Le passage d'un alphabet à l'autre est toujours périlleux et jamais pleinement satisfaisant. À preuve la translittération des mots grecs en français, un sacré sac de nœuds.

Exemple : le nom d'un des plus grands poètes grecs. En version originale, il s'appelle Κωνσταντίνος Καβάφης, ce qui peut se transcrire lettre-à-lettre ainsi : Constantinos Cavafis (mais on pourrait remplacer les deux C initiaux par des K), et s'accentue sur l'avant-dernière syllabe du prénom et du nom : ConnstannDInos CaVAfis. Le poète lui-même avait choisi de s'écrire Cavafy, ce qui lui semblait plus anglais, plus chic.

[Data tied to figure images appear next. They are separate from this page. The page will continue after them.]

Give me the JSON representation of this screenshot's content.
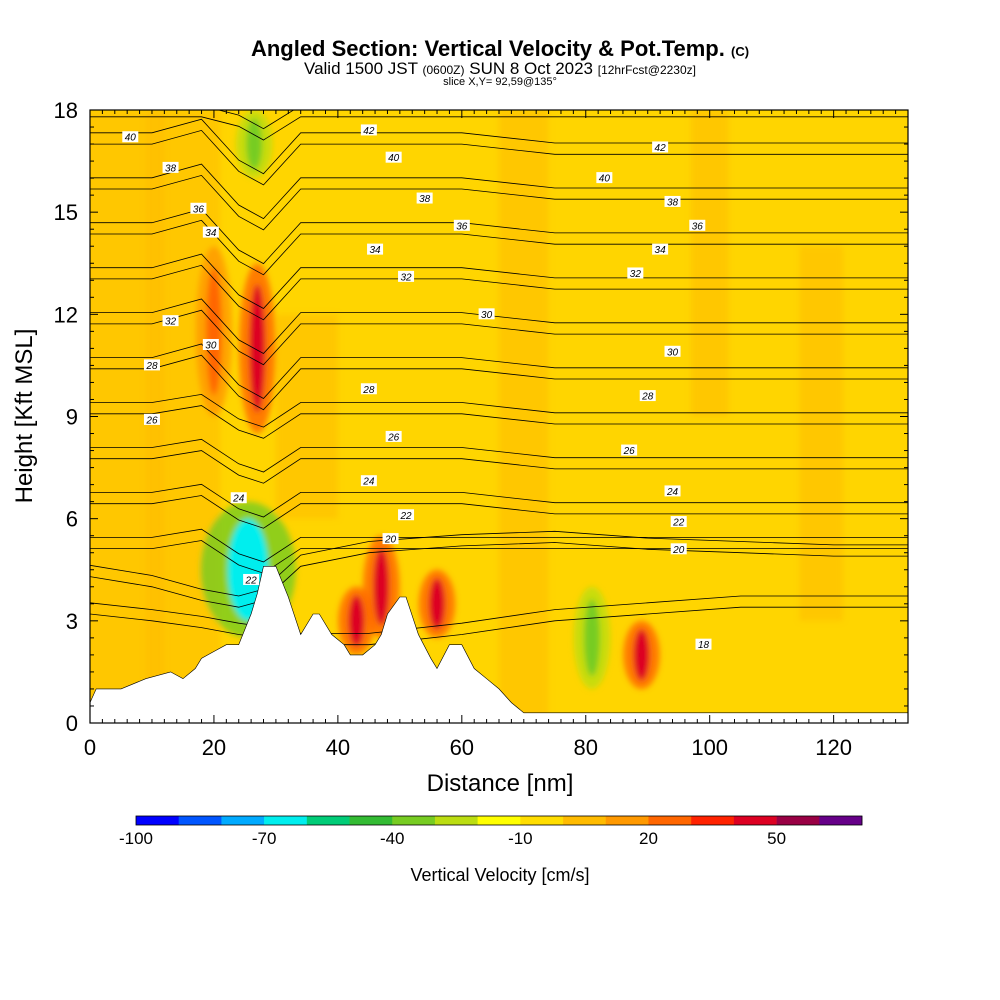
{
  "title": {
    "main": "Angled Section: Vertical Velocity & Pot.Temp.",
    "copyright": "(C)",
    "valid_prefix": "Valid 1500 JST",
    "zulu": "(0600Z)",
    "date": "SUN 8 Oct 2023",
    "forecast": "[12hrFcst@2230z]",
    "slice": "slice X,Y= 92,59@135°"
  },
  "chart_data": {
    "type": "heatmap",
    "xlabel": "Distance [nm]",
    "ylabel": "Height [Kft MSL]",
    "xlim": [
      0,
      132
    ],
    "ylim": [
      0,
      18
    ],
    "xticks": [
      0,
      20,
      40,
      60,
      80,
      100,
      120
    ],
    "yticks": [
      0,
      3,
      6,
      9,
      12,
      15,
      18
    ],
    "colorbar": {
      "label": "Vertical Velocity [cm/s]",
      "range": [
        -100,
        70
      ],
      "tick_values": [
        -100,
        -70,
        -40,
        -10,
        20,
        50
      ],
      "tick_labels": [
        "-100",
        "-70",
        "-40",
        "-10",
        "20",
        "50"
      ],
      "colors": [
        "#0000ff",
        "#0055ff",
        "#00aaff",
        "#00eeee",
        "#00cc77",
        "#33bb33",
        "#77cc22",
        "#bbdd11",
        "#ffff00",
        "#ffdd00",
        "#ffbb00",
        "#ff9900",
        "#ff6600",
        "#ff2200",
        "#dd0022",
        "#990044",
        "#660088"
      ]
    },
    "background_field": {
      "description": "mostly 0 to +20 cm/s (yellow-orange) with localized updrafts/downdrafts",
      "features": [
        {
          "type": "updraft",
          "x": 27,
          "y_range": [
            8.5,
            13.5
          ],
          "peak": 45
        },
        {
          "type": "updraft",
          "x": 20,
          "y_range": [
            9,
            14
          ],
          "peak": 25
        },
        {
          "type": "downdraft",
          "x": 26.5,
          "y_range": [
            16,
            18
          ],
          "peak": -40
        },
        {
          "type": "downdraft_band",
          "x_range": [
            20,
            31
          ],
          "y_range": [
            2.5,
            6.5
          ],
          "peak": -70
        },
        {
          "type": "updraft",
          "x": 47,
          "y_range": [
            2.5,
            5.5
          ],
          "peak": 45
        },
        {
          "type": "updraft",
          "x": 56,
          "y_range": [
            2.5,
            4.5
          ],
          "peak": 45
        },
        {
          "type": "updraft",
          "x": 43,
          "y_range": [
            2,
            4
          ],
          "peak": 40
        },
        {
          "type": "downdraft",
          "x": 81,
          "y_range": [
            1,
            4
          ],
          "peak": -40
        },
        {
          "type": "updraft",
          "x": 89,
          "y_range": [
            1,
            3
          ],
          "peak": 40
        }
      ]
    },
    "theta_contours": {
      "units": "C",
      "labeled_values": [
        18,
        20,
        22,
        24,
        26,
        28,
        30,
        32,
        34,
        36,
        38,
        40,
        42
      ],
      "labels": [
        {
          "text": "40",
          "x": 6.5,
          "y": 17.2
        },
        {
          "text": "38",
          "x": 13,
          "y": 16.3
        },
        {
          "text": "36",
          "x": 17.5,
          "y": 15.1
        },
        {
          "text": "34",
          "x": 19.5,
          "y": 14.4
        },
        {
          "text": "32",
          "x": 13,
          "y": 11.8
        },
        {
          "text": "30",
          "x": 19.5,
          "y": 11.1
        },
        {
          "text": "28",
          "x": 10,
          "y": 10.5
        },
        {
          "text": "26",
          "x": 10,
          "y": 8.9
        },
        {
          "text": "24",
          "x": 24,
          "y": 6.6
        },
        {
          "text": "22",
          "x": 26,
          "y": 4.2
        },
        {
          "text": "42",
          "x": 45,
          "y": 17.4
        },
        {
          "text": "40",
          "x": 49,
          "y": 16.6
        },
        {
          "text": "38",
          "x": 54,
          "y": 15.4
        },
        {
          "text": "36",
          "x": 60,
          "y": 14.6
        },
        {
          "text": "34",
          "x": 46,
          "y": 13.9
        },
        {
          "text": "32",
          "x": 51,
          "y": 13.1
        },
        {
          "text": "30",
          "x": 64,
          "y": 12.0
        },
        {
          "text": "28",
          "x": 45,
          "y": 9.8
        },
        {
          "text": "26",
          "x": 49,
          "y": 8.4
        },
        {
          "text": "24",
          "x": 45,
          "y": 7.1
        },
        {
          "text": "22",
          "x": 51,
          "y": 6.1
        },
        {
          "text": "20",
          "x": 48.5,
          "y": 5.4
        },
        {
          "text": "42",
          "x": 92,
          "y": 16.9
        },
        {
          "text": "40",
          "x": 83,
          "y": 16.0
        },
        {
          "text": "38",
          "x": 94,
          "y": 15.3
        },
        {
          "text": "36",
          "x": 98,
          "y": 14.6
        },
        {
          "text": "34",
          "x": 92,
          "y": 13.9
        },
        {
          "text": "32",
          "x": 88,
          "y": 13.2
        },
        {
          "text": "30",
          "x": 94,
          "y": 10.9
        },
        {
          "text": "28",
          "x": 90,
          "y": 9.6
        },
        {
          "text": "26",
          "x": 87,
          "y": 8.0
        },
        {
          "text": "24",
          "x": 94,
          "y": 6.8
        },
        {
          "text": "22",
          "x": 95,
          "y": 5.9
        },
        {
          "text": "20",
          "x": 95,
          "y": 5.1
        },
        {
          "text": "18",
          "x": 99,
          "y": 2.3
        }
      ]
    },
    "terrain_profile": {
      "x": [
        0,
        1,
        5,
        9,
        13,
        15,
        17,
        18,
        20,
        22,
        24,
        26,
        27,
        28,
        30,
        32,
        34,
        36,
        37,
        39,
        41,
        42,
        44,
        46,
        47,
        48,
        50,
        51,
        53,
        55,
        56,
        58,
        60,
        62,
        64,
        66,
        68,
        70,
        72,
        80,
        132
      ],
      "y": [
        0.6,
        1.0,
        1.0,
        1.3,
        1.5,
        1.3,
        1.6,
        1.9,
        2.1,
        2.3,
        2.3,
        3.2,
        3.8,
        4.6,
        4.6,
        3.7,
        2.6,
        3.2,
        3.2,
        2.6,
        2.3,
        2.0,
        2.0,
        2.3,
        2.6,
        3.2,
        3.7,
        3.7,
        2.6,
        1.9,
        1.6,
        2.3,
        2.3,
        1.6,
        1.3,
        1.0,
        0.6,
        0.3,
        0.3,
        0.3,
        0.3
      ]
    }
  }
}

Il vivait à Alexandrie, ville cosmopolite à l'époque, parlait couramment le français et l'anglais, affectant même, dit-on, un léger accent britannique.

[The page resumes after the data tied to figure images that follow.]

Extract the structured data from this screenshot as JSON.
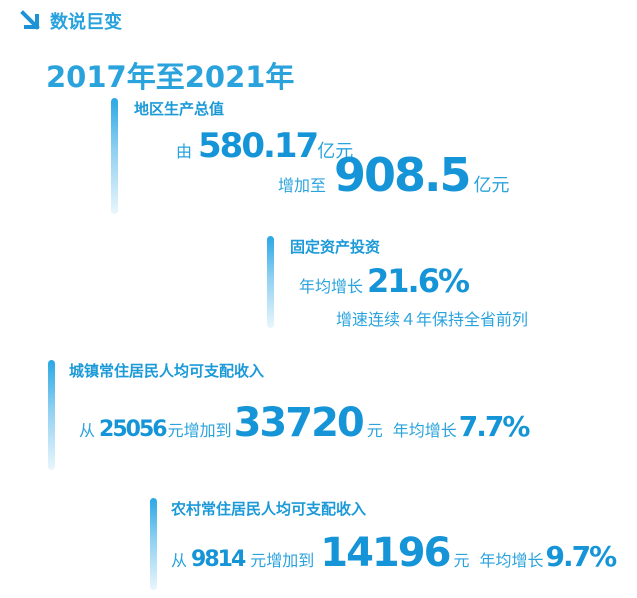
{
  "header": {
    "title": "数说巨变",
    "years": "2017年至2021年"
  },
  "gdp": {
    "label": "地区生产总值",
    "from_prefix": "由",
    "from_value": "580.17",
    "from_unit": "亿元",
    "to_prefix": "增加至",
    "to_value": "908.5",
    "to_unit": "亿元"
  },
  "investment": {
    "label": "固定资产投资",
    "prefix": "年均增长",
    "value": "21.6%",
    "note": "增速连续４年保持全省前列"
  },
  "urban": {
    "label": "城镇常住居民人均可支配收入",
    "from_prefix": "从",
    "from_value": "25056",
    "mid_text": "元增加到",
    "to_value": "33720",
    "to_unit": "元",
    "growth_prefix": "年均增长",
    "growth_value": "7.7%"
  },
  "rural": {
    "label": "农村常住居民人均可支配收入",
    "from_prefix": "从",
    "from_value": "9814",
    "mid_text": "元增加到",
    "to_value": "14196",
    "to_unit": "元",
    "growth_prefix": "年均增长",
    "growth_value": "9.7%"
  },
  "colors": {
    "accent": "#1595d7",
    "text": "#2aa3dd"
  }
}
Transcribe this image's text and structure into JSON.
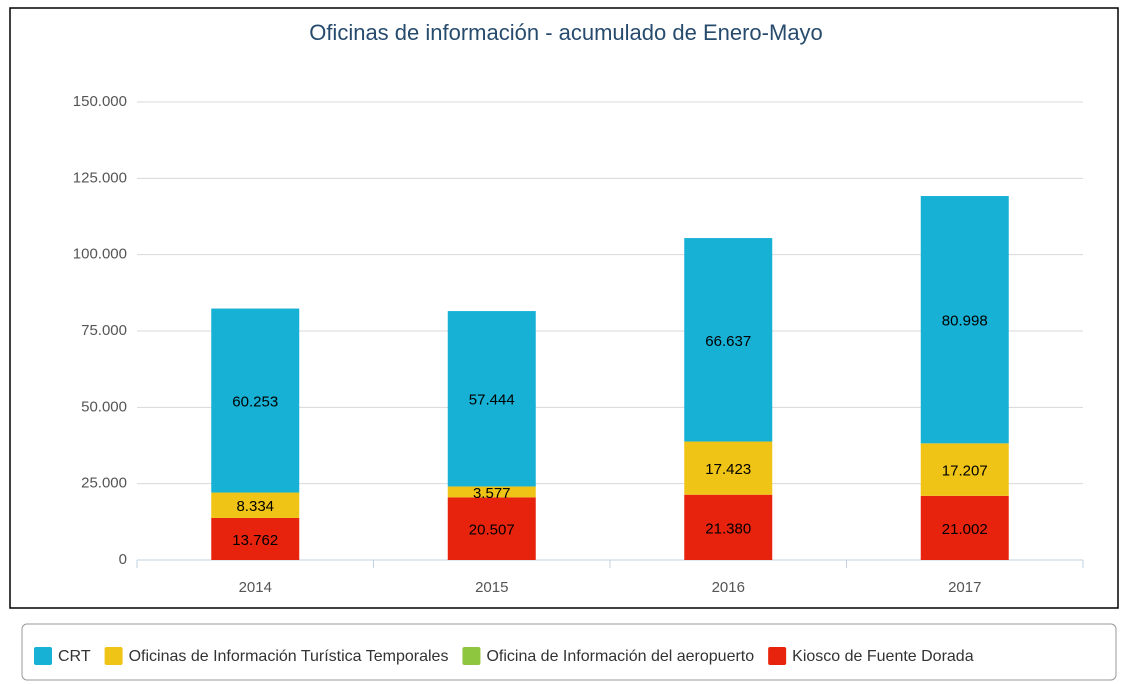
{
  "chart_data": {
    "type": "stacked_bar",
    "title": "Oficinas de información - acumulado de Enero-Mayo",
    "categories": [
      "2014",
      "2015",
      "2016",
      "2017"
    ],
    "series": [
      {
        "name": "CRT",
        "color": "#17b1d5",
        "values": [
          60253,
          57444,
          66637,
          80998
        ],
        "value_labels": [
          "60.253",
          "57.444",
          "66.637",
          "80.998"
        ]
      },
      {
        "name": "Oficinas de Información Turística Temporales",
        "color": "#efc417",
        "values": [
          8334,
          3577,
          17423,
          17207
        ],
        "value_labels": [
          "8.334",
          "3.577",
          "17.423",
          "17.207"
        ]
      },
      {
        "name": "Oficina de Información del aeropuerto",
        "color": "#8ec63f",
        "values": [
          0,
          0,
          0,
          0
        ]
      },
      {
        "name": "Kiosco de Fuente Dorada",
        "color": "#e8230d",
        "values": [
          13762,
          20507,
          21380,
          21002
        ],
        "value_labels": [
          "13.762",
          "20.507",
          "21.380",
          "21.002"
        ]
      }
    ],
    "stack_order": "reverse",
    "ylim": [
      0,
      150000
    ],
    "yticks": [
      0,
      {
        "value": 25000,
        "label": "25.000"
      },
      {
        "value": 50000,
        "label": "50.000"
      },
      {
        "value": 75000,
        "label": "75.000"
      },
      {
        "value": 100000,
        "label": "100.000"
      },
      {
        "value": 125000,
        "label": "125.000"
      },
      {
        "value": 150000,
        "label": "150.000"
      }
    ],
    "grid": true,
    "legend": "bottom"
  }
}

Aujourd'hui, c'est la pagaille. Les Allemands et les Italiens lui désobéissent : il est connu chez eux sous le nom de Kavafis, tandis que les pays anglophones, docilement, lui donnent du Cavafy, graphie que ses traducteurs français successifs, de Marguerite Yourcenar à Ange S. Vlachos, ont eux aussi repris pieusement, pendant longtemps. Pourtant ce Cavafy pose problème, tout officiel qu'il soit. Contrairement à ce qu'affirme dans sa préface Mme Yourcenar, qui traduisit le poète sans connaître sa langue, le S final se prononce encore en grec aujourd'hui ! Cavafy, de nos jours, est la survivance un peu ringarde d'une époque où les noms étrangers, pour passer la frontière, devaient revêtir le costume du pays d'accueil — comme les Dupondt dans Tintin. On ne rhabille plus le duc de Buckingham en M. de Bouquinquant, comme au XVIIe siècle, mais on voyait encore débarquer, il y a cinquante ans, un Jean Ritsos ou un Georges Séféris — alors que nul Grec n'a jamais osé donner à lire à ses compatriotes un Yorgos Simenon ou une Margarita Yourcenar.

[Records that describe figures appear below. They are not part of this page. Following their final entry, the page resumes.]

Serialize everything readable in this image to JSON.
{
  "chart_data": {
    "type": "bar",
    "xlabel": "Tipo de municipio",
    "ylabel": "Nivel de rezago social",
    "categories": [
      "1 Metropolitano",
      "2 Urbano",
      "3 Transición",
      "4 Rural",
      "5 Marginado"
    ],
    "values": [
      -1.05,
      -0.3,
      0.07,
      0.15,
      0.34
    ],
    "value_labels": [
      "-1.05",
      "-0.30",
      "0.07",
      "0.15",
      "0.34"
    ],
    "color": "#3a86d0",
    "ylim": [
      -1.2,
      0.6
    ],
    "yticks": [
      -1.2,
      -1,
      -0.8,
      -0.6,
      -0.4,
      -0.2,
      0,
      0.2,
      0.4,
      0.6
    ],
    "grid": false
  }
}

Le premier traducteur francophone à s'affranchir d'une tradition douteuse fut (sauf erreur) Dominique Grandmont, qui publia en 2000 une quasi-intégrale des poèmes de Cavafis. Il y justifie longuement son acte sacrilège, mais légitime, justifié par un souci de fidélité à l'original.

Puis mon tour est venu de publier une intégrale du Poète. Étant mon propre éditeur, et feu l'auteur ne pouvant plus protester, je suis entièrement libre de mon choix. Revenir à Cavafy ? Pas question : j'applique obstinément, depuis vingt-cinq ans, un système à peu près cohérent qui vise à reproduire au plus près les sonorités de la langue originale. Je l'appliquerai donc. Ce que j'apporte de nouveau par rapport aux traducteurs précédents : l'accent tonique, que je marque par un accent. (Un accent grave, car en grec le ?, équivalent de notre e, se prononce toujours [è].) L'accent tonique est un élément sonore essentiel. Son changement de place à l'intérieur du mot modifie sa couleur et parfois son sens, c'est pourquoi le lecteur français doit savoir où il se trouve. Ce sera donc Cavàfis.

Mes efforts sont-ils bien raisonnables ? En un quart de siècle je n'ai pratiquement pas eu d'émules, mon système fait rigoler les uns et laisse les autres indifférents. La plupart de mes lecteurs, très satisfaits de CavaFIS, n'ont rien à cirer de ce CaVAfis parachuté. Pourtant je m'obstine. Il n'est pas nécessaire d'espérer pour entreprendre, et puis je ne suis pas totalement seul : les cartes Michelin et Wikipédia marquent l'accent tonique eux aussi ! Ce soutien d'institutions solidement pragmatiques me réconforte. Dans un siècle au plus tard, tout le monde aura suivi le mouvement.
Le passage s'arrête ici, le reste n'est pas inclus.